ATTENTION to aid and debt questions is increasing in the run-up to the G8 meeting. These annual summits are held at the level of heads of state or government.
Two of the main themes at the meeting are Africa and climate change. In the past months the United Kingdom, which in the second half of this year will take over the presidency of the European Union, has been pushing for greater action on aid to Third World countries, and Africa in particular. The Prime Minister is keen to distance himself from the Iraq war and take action on issues of concern to the core Labour-voting electorate.
The problem of debt to African nations was driven home by a pastoral letter from Kenya’s Catholic bishops on May 18. The letter noted that at the end of 2004 the external debt of sub-Saharan countries stood at £120 billion. This compares with an annual gross domestic product of these countries of about £180 billion. “African countries cannot pay back their debts and sustain development,” argued the bishops, adding that many countries must spend more than 20 per cent of their revenues just to pay the annual quotas of debt and the interest generated so far.
The bishops admitted that debt is not the only cause of economic problems in Africa. Other factors hindering growth are trade barriers to African exports by the developed nations and the heavy subsidies in rich nations that make it impossible for African farmers to sell their produce on world markets.

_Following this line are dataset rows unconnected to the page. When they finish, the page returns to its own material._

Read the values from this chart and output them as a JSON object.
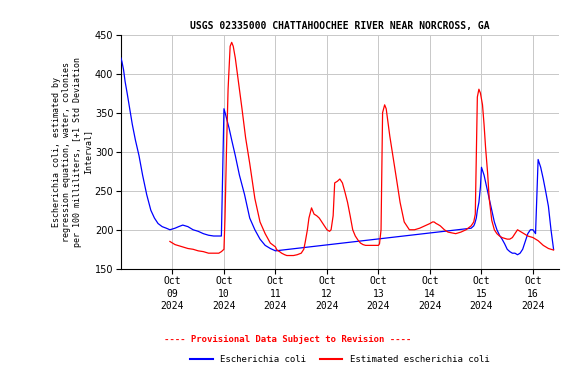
{
  "title": "USGS 02335000 CHATTAHOOCHEE RIVER NEAR NORCROSS, GA",
  "ylabel": "Escherichia coli, estimated by\nregression equation, water, colonies\nper 100 milliliters, [+1 Std Deviation\nInterval]",
  "ylim": [
    150,
    450
  ],
  "yticks": [
    150,
    200,
    250,
    300,
    350,
    400,
    450
  ],
  "blue_color": "#0000ff",
  "red_color": "#ff0000",
  "bg_color": "#ffffff",
  "grid_color": "#c8c8c8",
  "provisional_text": "---- Provisional Data Subject to Revision ----",
  "legend_blue": "Escherichia coli",
  "legend_red": "Estimated escherichia coli",
  "xlim": [
    0,
    8.5
  ],
  "x_tick_positions": [
    1,
    2,
    3,
    4,
    5,
    6,
    7,
    8
  ],
  "x_tick_labels": [
    "Oct\n09\n2024",
    "Oct\n10\n2024",
    "Oct\n11\n2024",
    "Oct\n12\n2024",
    "Oct\n13\n2024",
    "Oct\n14\n2024",
    "Oct\n15\n2024",
    "Oct\n16\n2024"
  ],
  "blue_x": [
    0.0,
    0.02,
    0.05,
    0.08,
    0.12,
    0.17,
    0.22,
    0.28,
    0.35,
    0.42,
    0.5,
    0.58,
    0.65,
    0.72,
    0.8,
    0.88,
    0.95,
    1.05,
    1.12,
    1.2,
    1.3,
    1.4,
    1.5,
    1.6,
    1.7,
    1.8,
    1.88,
    1.95,
    2.0,
    2.03,
    2.06,
    2.1,
    2.15,
    2.22,
    2.3,
    2.4,
    2.5,
    2.6,
    2.7,
    2.8,
    2.9,
    3.0,
    6.8,
    6.85,
    6.87,
    6.9,
    6.92,
    6.95,
    6.98,
    7.0,
    7.05,
    7.1,
    7.15,
    7.2,
    7.25,
    7.3,
    7.35,
    7.4,
    7.45,
    7.5,
    7.55,
    7.6,
    7.65,
    7.7,
    7.75,
    7.8,
    7.85,
    7.9,
    7.95,
    8.0,
    8.05,
    8.1,
    8.15,
    8.2,
    8.25,
    8.3,
    8.35,
    8.4
  ],
  "blue_y": [
    420,
    415,
    405,
    390,
    375,
    355,
    335,
    315,
    295,
    270,
    245,
    225,
    215,
    208,
    204,
    202,
    200,
    202,
    204,
    206,
    204,
    200,
    198,
    195,
    193,
    192,
    192,
    192,
    355,
    348,
    340,
    330,
    315,
    295,
    270,
    245,
    215,
    200,
    188,
    180,
    176,
    173,
    202,
    205,
    208,
    215,
    225,
    235,
    255,
    280,
    270,
    255,
    240,
    225,
    210,
    200,
    193,
    188,
    182,
    175,
    172,
    170,
    170,
    168,
    170,
    175,
    185,
    195,
    200,
    200,
    195,
    290,
    280,
    265,
    248,
    230,
    200,
    175
  ],
  "red_x": [
    0.95,
    1.0,
    1.05,
    1.1,
    1.15,
    1.2,
    1.3,
    1.4,
    1.5,
    1.6,
    1.7,
    1.8,
    1.9,
    1.95,
    2.0,
    2.02,
    2.05,
    2.08,
    2.12,
    2.15,
    2.18,
    2.22,
    2.28,
    2.35,
    2.42,
    2.5,
    2.6,
    2.7,
    2.8,
    2.9,
    3.0,
    3.02,
    3.05,
    3.08,
    3.12,
    3.15,
    3.18,
    3.22,
    3.28,
    3.35,
    3.42,
    3.5,
    3.55,
    3.58,
    3.62,
    3.65,
    3.7,
    3.75,
    3.8,
    3.85,
    3.9,
    3.95,
    4.0,
    4.05,
    4.08,
    4.12,
    4.15,
    4.2,
    4.25,
    4.3,
    4.35,
    4.4,
    4.45,
    4.5,
    4.55,
    4.6,
    4.65,
    4.7,
    4.75,
    4.8,
    4.85,
    4.9,
    4.95,
    5.0,
    5.02,
    5.05,
    5.08,
    5.12,
    5.15,
    5.18,
    5.22,
    5.28,
    5.35,
    5.42,
    5.5,
    5.6,
    5.7,
    5.8,
    5.9,
    6.0,
    6.05,
    6.08,
    6.12,
    6.15,
    6.2,
    6.28,
    6.35,
    6.42,
    6.5,
    6.6,
    6.7,
    6.8,
    6.85,
    6.88,
    6.92,
    6.95,
    6.98,
    7.02,
    7.05,
    7.08,
    7.12,
    7.15,
    7.2,
    7.25,
    7.3,
    7.35,
    7.4,
    7.45,
    7.5,
    7.55,
    7.6,
    7.65,
    7.7,
    7.75,
    7.8,
    7.85,
    7.9,
    7.95,
    8.0,
    8.05,
    8.1,
    8.15,
    8.2,
    8.25,
    8.3,
    8.35,
    8.4
  ],
  "red_y": [
    185,
    183,
    181,
    180,
    179,
    178,
    176,
    175,
    173,
    172,
    170,
    170,
    170,
    172,
    175,
    215,
    305,
    380,
    435,
    440,
    435,
    420,
    390,
    355,
    318,
    285,
    240,
    210,
    195,
    183,
    178,
    175,
    173,
    172,
    170,
    169,
    168,
    167,
    167,
    167,
    168,
    170,
    175,
    185,
    200,
    215,
    228,
    220,
    218,
    215,
    210,
    205,
    200,
    198,
    200,
    218,
    260,
    262,
    265,
    260,
    248,
    235,
    218,
    200,
    192,
    187,
    183,
    181,
    180,
    180,
    180,
    180,
    180,
    180,
    182,
    200,
    350,
    360,
    355,
    340,
    320,
    295,
    265,
    235,
    210,
    200,
    200,
    202,
    205,
    208,
    210,
    210,
    208,
    207,
    205,
    200,
    197,
    196,
    195,
    197,
    200,
    205,
    210,
    220,
    370,
    380,
    375,
    360,
    335,
    305,
    272,
    240,
    212,
    200,
    195,
    192,
    190,
    189,
    188,
    188,
    190,
    195,
    200,
    198,
    196,
    194,
    192,
    191,
    190,
    188,
    186,
    183,
    180,
    178,
    176,
    175,
    174
  ]
}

They also explained that within Africa in the past “funding provided by aid and loans was often skimmed by corrupt officials, misused in wrong investments, or directed to purposes different that those for what they were provided.” Furthermore, “corruption on the part of our government offi cials and the lack of good governance are as much responsible for today’s poverty as external causes”. The bishops said: “We cannot denounce the evil of foreign debt without accepting our responsibility for the growth of poverty among us.” The letter argued that debt “becomes an ethical issue when it poses a major obstacle to the full enjoyment of human rights”. They continued: “Even if all Kenyans were hardworking people, living together peacefully and governed by virtuous leaders, they would still be poor because of debt service payments.” Therefore, action should be taken to relieve the debt burden, as well as fulfilling past promises regarding the amount of aid to developing countries.
Progress on the debt question has been slow in past months. According to the Wall Street Journal, top economic officials from the G7 major industrialised nations had by February for the first time reached agreement on the idea of as much as 100 per cent cancellation of debts that 27 poorest countries owe the World Bank, International Monetary Fund (IMF) and other lenders.
But it was also noted that disagreements over how to finance the relief, particularly between competing proposals from the United Kingdom and the United States, were impeding action. The log jam over competing proposals continued at the spring meetings of the World Bank and the IMF.
“Progress has stalled, not because of disagreement over the principle of debt cancellation, but over the mechanics of how to finance such cancellation,” said Debayani Kar, communications and advocacy coordinator for Jubilee USA Network.
The experience of debt relief so far is pointing to the conclusion that, while it is an important step, it needs to be just one part of an overall strategy to help developing nations. This was one of the conclusions of a paper published by the Centre for Global Development, a Washingtonbased think tank.
Its authors, Nancy Birdsall and Brian Deese, said that the fundamental objective of debt relief “is to ensure that the debt burden of the poorest countries is sustainable over the long term. Sustainable debt can then be managed without undue fiscal strain, contributing to macroeconomic stability that, in turn, encourages private sector investment and growth.” But in the years since the inception of the Highly Indebted Poor Countries (HIPC) programme it has become evident, they argued, “that the HIPC debt relief system does not guarantee countries’ debt will remain sustainable”.
They said that in 2002 the IMF judged that up to half the countries then benefiting from debt relief would be thrown back into unsustainable debt by the following year. The causes ranged from drought to a decline in commodity prices, and also the need to borrow further sums when promised aid does not arrive.
But there is also some positive news on the economic front in Africa. It was reported last month that African economies grew more than five per cent in 2004, the highest rate in eight years. As well as higher commodity prices, economic growth was spurred by greater political stability in some countries and a significant rise in official development aid to Africa. Agricultural production also benefited from the end of the drought of 2003, which hit Ethiopia, Malawi and Rwanda.
Nevertheless, the IMF and the World Bank each believe that Africa would have to double economic growth, to about seven per cent a year, during the next decade if it is to meet targets on reducing poverty set for 2015. In April, the “2005 Global Monitoring Report” warned that “under current trends, sub-Saharan Africa as a region will not meet any of the goals”.
Some additional help may be on the way. Chancellor Gordon Brown announced a deal by European Union countries to double development aid. This could mean an extra £14 billion pounds annually within five years. Doubts over the agreement exist as Germany, Italy and Portugal say they may not be able to afford the increase.
According to the undertaking, the 15 richest EU member states will reach a target of spending on aid of at least 0.51 per cent of their national wealth by 2010. The other 10, poorer European member states, which joined the Union last year, agreed on a 0.17 per cent target. Nations still struggling to pay their debts are no doubt hoping that an agreement will also be reached at the July summit.